Jim Jordan's focus on Hunter Biden has but one purpose: analysis
Jim Jordan (Photo by Stefani Johnson for AFP)

House Judiciary Committee ranking Republican member Jim Jordan of Ohio has announced the GOP will investigate Hunter Biden — and it's designed to gin up outrage on Fox News, according to a new Washington Post analysis.

Philip Bump wrote that Jordan's Friday press conference "did do what news conferences are designed to do: get media attention. Specifically, Jordan and Oversight ranking Republican member James Comer (Ky.) were invited onto Fox News’s prime-time programming to explain their arguments. Arguments, you will not be surprised to learn, that Hannity and other Fox News hosts have been making for months."

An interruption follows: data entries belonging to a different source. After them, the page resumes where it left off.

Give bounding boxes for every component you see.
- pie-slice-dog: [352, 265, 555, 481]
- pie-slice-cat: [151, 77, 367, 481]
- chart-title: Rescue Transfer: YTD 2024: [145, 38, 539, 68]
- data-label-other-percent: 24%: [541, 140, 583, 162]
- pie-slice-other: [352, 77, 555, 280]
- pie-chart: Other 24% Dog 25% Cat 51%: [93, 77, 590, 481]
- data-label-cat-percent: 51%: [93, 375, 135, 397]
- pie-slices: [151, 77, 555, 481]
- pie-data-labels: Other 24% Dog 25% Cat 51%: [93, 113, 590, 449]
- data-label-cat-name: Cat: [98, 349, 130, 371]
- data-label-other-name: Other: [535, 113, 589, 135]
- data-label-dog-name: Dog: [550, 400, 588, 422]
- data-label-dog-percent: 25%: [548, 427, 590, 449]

Jordan is widely expected to chair the House Judiciary Committee when Republicans take control of Congress in January.

"There’s a pattern to the investigatory process here. Back in 2013 and 2014, with Republicans in control of the House, there were a slew of investigations into the terrorist attacks in Benghazi, Libya, in September 2012," The Post wrote. "That story drew a lot of attention on Fox News itself; there was an often-explicit feedback loop between the network and the focus of the investigations."

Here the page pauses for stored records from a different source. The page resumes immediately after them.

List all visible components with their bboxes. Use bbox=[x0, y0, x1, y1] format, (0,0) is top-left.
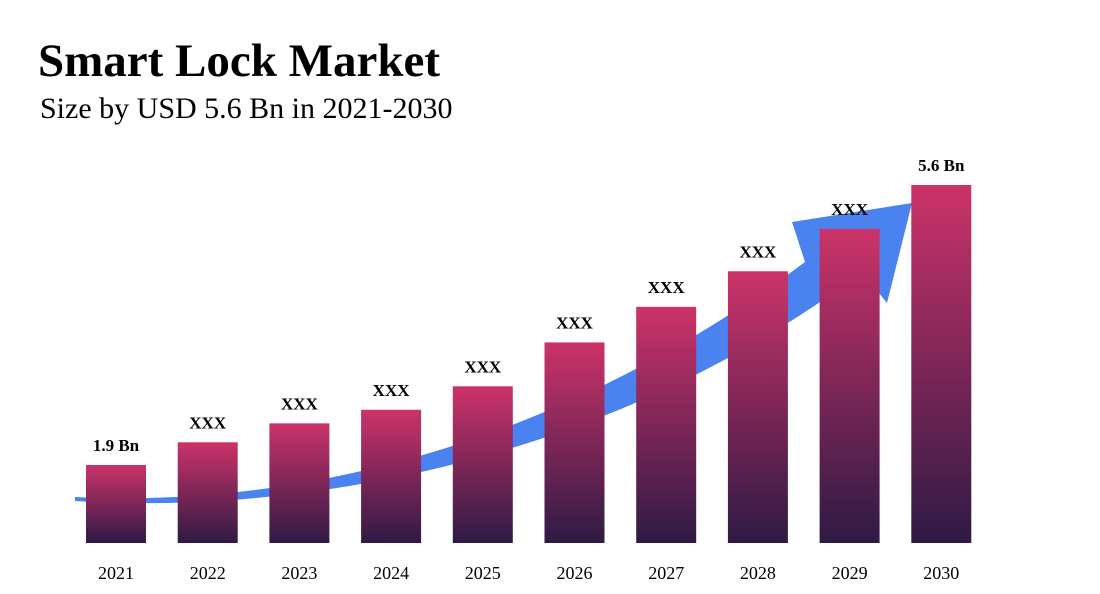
data-label: XXX bbox=[556, 313, 594, 332]
bars: 1.9 Bn 2021 XXX 2022 XXX 2023 XXX 2024 XXX 2025 XX… bbox=[86, 156, 972, 583]
x-tick-label: 2028 bbox=[740, 563, 776, 583]
x-tick-label: 2029 bbox=[832, 563, 868, 583]
data-label: XXX bbox=[373, 381, 411, 400]
x-tick-label: 2024 bbox=[373, 563, 409, 583]
bar bbox=[86, 465, 146, 543]
x-tick-label: 2027 bbox=[648, 563, 684, 583]
bar bbox=[452, 386, 513, 543]
data-label: 5.6 Bn bbox=[918, 156, 965, 175]
chart-subtitle: Size by USD 5.6 Bn in 2021-2030 bbox=[40, 92, 453, 125]
bar bbox=[819, 228, 880, 543]
data-label: XXX bbox=[739, 242, 777, 261]
x-tick-label: 2021 bbox=[98, 563, 134, 583]
data-label: XXX bbox=[189, 413, 227, 432]
data-label: XXX bbox=[281, 394, 319, 413]
x-tick-label: 2025 bbox=[465, 563, 501, 583]
x-tick-label: 2026 bbox=[557, 563, 593, 583]
bar bbox=[177, 442, 238, 543]
x-tick-label: 2030 bbox=[923, 563, 959, 583]
bar bbox=[636, 306, 697, 543]
bar bbox=[361, 409, 422, 543]
bar bbox=[911, 185, 972, 543]
data-label: 1.9 Bn bbox=[93, 436, 140, 455]
x-tick-label: 2022 bbox=[190, 563, 226, 583]
bar bbox=[544, 342, 605, 543]
data-label: XXX bbox=[831, 200, 869, 219]
chart-title: Smart Lock Market bbox=[38, 35, 440, 87]
bar bbox=[727, 271, 788, 543]
data-label: XXX bbox=[648, 278, 686, 297]
x-tick-label: 2023 bbox=[281, 563, 317, 583]
bar bbox=[269, 423, 330, 543]
data-label: XXX bbox=[464, 357, 502, 376]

Bump noted Rep. Kevin McCarthy (R-CA), the current House GOP Leader, credited the Benghazi investigation with lowering Hillary Clinton's poll numbers ahead of the 2016 presidential election.

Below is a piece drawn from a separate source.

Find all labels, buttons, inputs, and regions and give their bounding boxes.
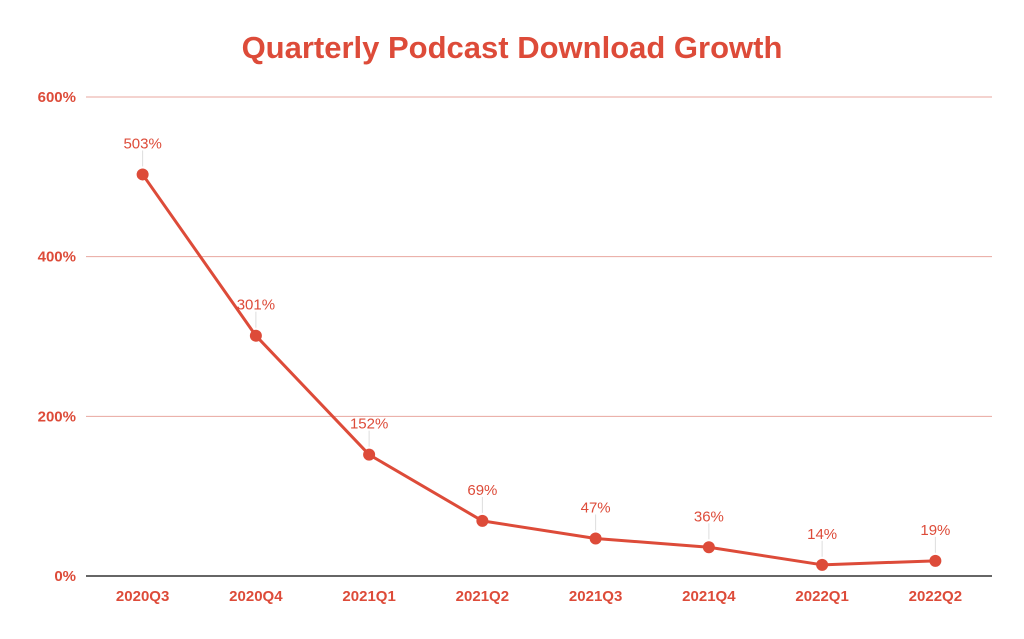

"The House Republican effort, though, can’t be separated from the eagerness with which members of the party’s caucus are explicitly appealing to the Fox News/right-wing-media echo chamber," Bump wrote. "After Thursday’s news conference, numerous observers scratched their heads about the timing: The party had just had that electoral underperformance thanks in part to a universe of rhetoric that mirrored what was being amplified at the news conference. In response, the party was pledging to use its power to double down on the claims from that universe? Yes. In part because it fits with the pre-2016 and pre-2020 pattern of targeting a presidential opponent. And in part because doing so guarantees that Republican officials will get retweets and Fox News hits and coverage on the network that keeps them at the center of attention."